Mathematically Speaking, You’re Probably Grinding Your Espresso Too Finely

The secret to consistently tasty, cost-effective espresso is a coarser grind, according to mathematical models

A mathematical model suggests coarser grinds might make for better, more consistent espresso with a lower price tag. Kevin Butz / Unsplash

If you’re still struggling to brew a reliably good cup of espresso, maybe it’s time to change the settings on your grinder. According to a new mathematical model, most people might be pulverizing their beans a tad too much, sacrificing flavor, consistency and cost efficiency in the process.

With coarser-than-average grinds, “we reckon you can save about 25 percent coffee mass per shot,” explains Jamie Foster, a mathematician at the University of Portsmouth and author on a paper published this week in Matter, in an interview with Nicola Davis at the Guardian.

And if you’re in the business of brewing, savings like that can really add up. When Foster’s colleagues trialed their approach in a coffee shop in Oregon, it saved $0.13 per drink, totalling $3,620 for the year, reports Jason Arunn Murugesu for New Scientist. The process arguably reduces waste as well, and could boost sustainability in the coffee industry, according to a statement.

Prior to the team’s intervention, the baristas in the Oregon coffee shop were making a common mistake, the team’s results show. Most caffeine enthusiasts dump more than the recommended amount of beans into their grinder, then dial the texture down to “fine,” says study author Christopher Hendon, a computational chemist at the University of Oregon, in a statement. What comes out the other end is a bit like espresso Russian roulette: While some shots taste fine, others are too bitter or too acidic—and results vary drastically from cup to cup, Hendon explains.

The science behind this caffeination conundrum boils down to some trippy physics. To home in on the secret to coffee consistency, the researchers digitized espresso-making into a mathematical model, simulating how coffee chemicals flow out of grounds and into hot water that’s being forced through the mixture.

At face value, the typical fine grind dogma makes sense: Smaller particles have more collective surface area, giving the water more coffee to flow over and absorb flavor from. In theory, that should maximize what’s called extraction yield, or the amount of coffee that dissolves into the final beverage, imbuing it with that strong espresso taste. But the team’s model shows this strategy can easily backfire. Grinds too fine can settle and pack together in the basket of the espresso machine, clogging an otherwise even mesh and stymieing water’s journey through. As a result, some cups end up bitter, while others end up sour; a few taste strong, a few taste weak.
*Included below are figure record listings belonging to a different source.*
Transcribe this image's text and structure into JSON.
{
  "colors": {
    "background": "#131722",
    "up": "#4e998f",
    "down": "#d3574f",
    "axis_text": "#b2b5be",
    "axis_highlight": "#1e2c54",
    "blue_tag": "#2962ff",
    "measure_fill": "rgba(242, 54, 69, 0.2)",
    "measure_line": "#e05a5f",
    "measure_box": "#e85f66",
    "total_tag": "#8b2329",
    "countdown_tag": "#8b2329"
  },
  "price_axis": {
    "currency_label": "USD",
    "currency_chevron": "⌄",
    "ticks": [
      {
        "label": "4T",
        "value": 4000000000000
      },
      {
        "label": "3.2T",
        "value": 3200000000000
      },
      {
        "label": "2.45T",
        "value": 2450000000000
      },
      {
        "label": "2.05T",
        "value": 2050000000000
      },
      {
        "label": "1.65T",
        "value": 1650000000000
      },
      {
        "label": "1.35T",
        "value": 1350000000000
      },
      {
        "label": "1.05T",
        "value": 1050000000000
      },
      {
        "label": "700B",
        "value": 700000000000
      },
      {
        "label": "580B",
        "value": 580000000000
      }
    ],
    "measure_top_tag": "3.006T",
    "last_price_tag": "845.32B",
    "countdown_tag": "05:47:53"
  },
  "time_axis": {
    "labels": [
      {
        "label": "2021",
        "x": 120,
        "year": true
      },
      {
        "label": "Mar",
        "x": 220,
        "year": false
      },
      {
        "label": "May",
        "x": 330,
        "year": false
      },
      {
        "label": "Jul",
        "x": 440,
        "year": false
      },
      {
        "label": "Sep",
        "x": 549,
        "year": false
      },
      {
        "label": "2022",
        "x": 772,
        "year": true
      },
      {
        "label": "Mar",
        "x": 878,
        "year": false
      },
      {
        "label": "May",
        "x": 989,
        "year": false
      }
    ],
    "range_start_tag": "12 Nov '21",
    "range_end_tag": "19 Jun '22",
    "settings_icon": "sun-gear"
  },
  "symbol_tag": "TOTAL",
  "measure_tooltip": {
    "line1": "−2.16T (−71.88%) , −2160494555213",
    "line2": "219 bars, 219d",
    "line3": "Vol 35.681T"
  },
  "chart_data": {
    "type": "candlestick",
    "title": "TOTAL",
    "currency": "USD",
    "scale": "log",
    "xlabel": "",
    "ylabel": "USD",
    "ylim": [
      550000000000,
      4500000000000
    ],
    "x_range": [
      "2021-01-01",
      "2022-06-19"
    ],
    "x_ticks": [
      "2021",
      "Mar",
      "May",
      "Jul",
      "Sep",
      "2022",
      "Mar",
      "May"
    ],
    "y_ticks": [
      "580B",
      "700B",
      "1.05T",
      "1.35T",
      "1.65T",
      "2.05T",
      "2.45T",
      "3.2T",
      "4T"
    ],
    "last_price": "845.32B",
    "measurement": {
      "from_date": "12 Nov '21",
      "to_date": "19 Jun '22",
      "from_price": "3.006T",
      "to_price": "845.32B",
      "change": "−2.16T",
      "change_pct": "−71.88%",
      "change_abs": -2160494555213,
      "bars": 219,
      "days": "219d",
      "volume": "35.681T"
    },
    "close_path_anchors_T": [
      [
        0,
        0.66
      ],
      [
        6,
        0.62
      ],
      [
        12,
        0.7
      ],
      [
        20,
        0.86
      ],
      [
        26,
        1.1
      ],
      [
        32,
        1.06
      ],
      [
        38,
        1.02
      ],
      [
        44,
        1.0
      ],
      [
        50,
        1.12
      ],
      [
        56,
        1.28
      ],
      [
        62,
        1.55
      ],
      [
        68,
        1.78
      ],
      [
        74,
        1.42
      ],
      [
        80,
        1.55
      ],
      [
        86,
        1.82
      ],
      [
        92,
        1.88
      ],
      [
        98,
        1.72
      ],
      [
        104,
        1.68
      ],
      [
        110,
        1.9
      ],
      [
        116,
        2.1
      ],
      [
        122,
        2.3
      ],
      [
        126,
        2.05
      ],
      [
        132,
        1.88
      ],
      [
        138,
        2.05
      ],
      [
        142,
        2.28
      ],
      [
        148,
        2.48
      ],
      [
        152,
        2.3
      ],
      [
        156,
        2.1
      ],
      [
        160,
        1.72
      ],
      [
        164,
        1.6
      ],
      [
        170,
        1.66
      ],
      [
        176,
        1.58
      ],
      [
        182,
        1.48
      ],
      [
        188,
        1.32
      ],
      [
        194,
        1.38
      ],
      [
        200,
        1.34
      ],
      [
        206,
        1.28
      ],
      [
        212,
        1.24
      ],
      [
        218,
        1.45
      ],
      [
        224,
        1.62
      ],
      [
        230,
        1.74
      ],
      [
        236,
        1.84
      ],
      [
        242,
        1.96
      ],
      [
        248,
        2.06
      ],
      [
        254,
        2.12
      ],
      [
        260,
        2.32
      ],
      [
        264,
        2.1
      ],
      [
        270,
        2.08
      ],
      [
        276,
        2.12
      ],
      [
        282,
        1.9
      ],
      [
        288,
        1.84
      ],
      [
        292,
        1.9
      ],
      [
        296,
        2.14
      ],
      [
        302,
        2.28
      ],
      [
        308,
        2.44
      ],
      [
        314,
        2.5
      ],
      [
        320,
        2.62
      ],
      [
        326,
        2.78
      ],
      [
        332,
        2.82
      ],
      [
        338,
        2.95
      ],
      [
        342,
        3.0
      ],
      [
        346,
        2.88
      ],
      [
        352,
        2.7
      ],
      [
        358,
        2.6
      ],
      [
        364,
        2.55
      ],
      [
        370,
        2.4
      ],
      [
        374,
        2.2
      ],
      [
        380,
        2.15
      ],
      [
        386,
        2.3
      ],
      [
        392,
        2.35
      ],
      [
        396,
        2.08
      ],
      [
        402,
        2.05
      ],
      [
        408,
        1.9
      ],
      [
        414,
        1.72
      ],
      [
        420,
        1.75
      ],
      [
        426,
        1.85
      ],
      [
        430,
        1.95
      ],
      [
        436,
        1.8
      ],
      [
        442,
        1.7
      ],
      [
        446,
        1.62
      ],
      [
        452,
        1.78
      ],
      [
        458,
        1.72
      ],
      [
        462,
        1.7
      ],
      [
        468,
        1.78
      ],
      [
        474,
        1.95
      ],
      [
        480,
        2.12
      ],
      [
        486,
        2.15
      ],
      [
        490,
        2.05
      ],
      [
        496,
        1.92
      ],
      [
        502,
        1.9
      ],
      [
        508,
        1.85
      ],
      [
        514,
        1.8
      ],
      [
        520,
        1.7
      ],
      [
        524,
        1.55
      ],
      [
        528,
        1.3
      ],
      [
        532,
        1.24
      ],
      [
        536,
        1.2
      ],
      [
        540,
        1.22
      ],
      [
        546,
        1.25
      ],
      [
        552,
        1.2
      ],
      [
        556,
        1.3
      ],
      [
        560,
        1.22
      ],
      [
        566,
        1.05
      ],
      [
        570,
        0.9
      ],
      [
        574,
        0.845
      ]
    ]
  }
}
Instead, the team recommends grinding the beans a touch more coarsely—though not so much that you end up sacrificing that precious surface area. (Brew time doesn’t seem to make much of a difference.) This caffeinating combo, they say, hits on a sweet spot: grinds still small enough to confer lots of coffee taste, but just large enough to keep the flow of water uniform, Foster tells Davis. A coarser grind also requires fewer beans, and slightly less water that moves through the grinds faster, cutting down on time and cost.

“This is an opportunity to save a lot of money without sacrificing quality,” Hendon says in a statement.

The process still leaves plenty of room for creativity, though. Fiddling with other factors, like temperature, pressure and bean variety, can still tailor a shot to any coffee connoisseur’s taste. “A good espresso beverage can be made in a multitude of ways,” Hendon says. Following the team’s coffee credo, though, he adds, might help ensure that once you find your ideal cup, you’ll be “able to make it 100 times in a row.”